Undoubtedly, analytical solutions of conduction heat transfer problems play an important role in formation of both qualitative and quantitative understanding of the heat transfer phenomenon and other phenomena related to it. Analytical methods for solving this class of problems, especially in irregular domains, contain much complexity, making the solution process extremely difficult. This paper demonstrates, in a general manner, the use of conformal mapping, specifically the Schwarz-Christoffel (SC) mapping, to solve the steady-state conduction heat transfer equations (namely Laplace and Poisson) and to obtain the analytical exact solution. The exact temperature distribution can then be obtained for irregular domains (i.e. domains with irregular boundaries) for homogeneous and non-homogeneous conditions.
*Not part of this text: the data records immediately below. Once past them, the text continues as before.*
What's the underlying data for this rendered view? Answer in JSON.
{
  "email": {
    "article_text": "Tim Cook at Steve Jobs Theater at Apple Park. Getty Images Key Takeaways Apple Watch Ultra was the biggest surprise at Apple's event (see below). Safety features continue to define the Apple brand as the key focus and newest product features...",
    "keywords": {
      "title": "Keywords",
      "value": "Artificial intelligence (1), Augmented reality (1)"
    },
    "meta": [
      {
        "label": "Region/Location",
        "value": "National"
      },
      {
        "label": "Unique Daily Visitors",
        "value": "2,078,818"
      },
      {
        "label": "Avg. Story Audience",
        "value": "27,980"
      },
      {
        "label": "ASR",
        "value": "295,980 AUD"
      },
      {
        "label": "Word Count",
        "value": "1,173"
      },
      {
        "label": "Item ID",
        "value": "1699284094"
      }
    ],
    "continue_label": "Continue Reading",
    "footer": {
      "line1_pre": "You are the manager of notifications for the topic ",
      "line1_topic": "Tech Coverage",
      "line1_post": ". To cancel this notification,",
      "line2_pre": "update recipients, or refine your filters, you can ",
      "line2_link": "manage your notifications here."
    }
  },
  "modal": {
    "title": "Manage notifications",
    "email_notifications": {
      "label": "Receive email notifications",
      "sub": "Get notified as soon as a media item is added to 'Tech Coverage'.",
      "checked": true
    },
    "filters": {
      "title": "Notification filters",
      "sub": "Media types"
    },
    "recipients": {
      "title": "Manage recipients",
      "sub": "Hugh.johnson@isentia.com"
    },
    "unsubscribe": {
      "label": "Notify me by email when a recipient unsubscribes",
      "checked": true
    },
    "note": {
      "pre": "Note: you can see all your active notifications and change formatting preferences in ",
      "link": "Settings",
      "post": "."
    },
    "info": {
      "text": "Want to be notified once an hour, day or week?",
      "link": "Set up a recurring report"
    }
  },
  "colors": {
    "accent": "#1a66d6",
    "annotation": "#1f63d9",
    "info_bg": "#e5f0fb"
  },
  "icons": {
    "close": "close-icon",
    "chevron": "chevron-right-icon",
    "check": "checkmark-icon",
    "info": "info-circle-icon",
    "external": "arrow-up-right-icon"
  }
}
To get to this goal and to clarify the method more, for a specific case, namely a triangular plate with a right angle on the origin and constant-temperature boundary conditions, the steady-state heat conduction equation has been analytically solved using the conformal mapping method. In the analytical solution process, the importance and capabilities of complex variables and their applications, especially the SC mapping, is highlighted. Finally, in order to validate the exact solution, the problem has been solved using the finite-element software COMSOL Multi-physics 5.0 and the results have been compared to the analytical solution. Good agreement between two solutions has confirmed the accuracy of the analytical solution.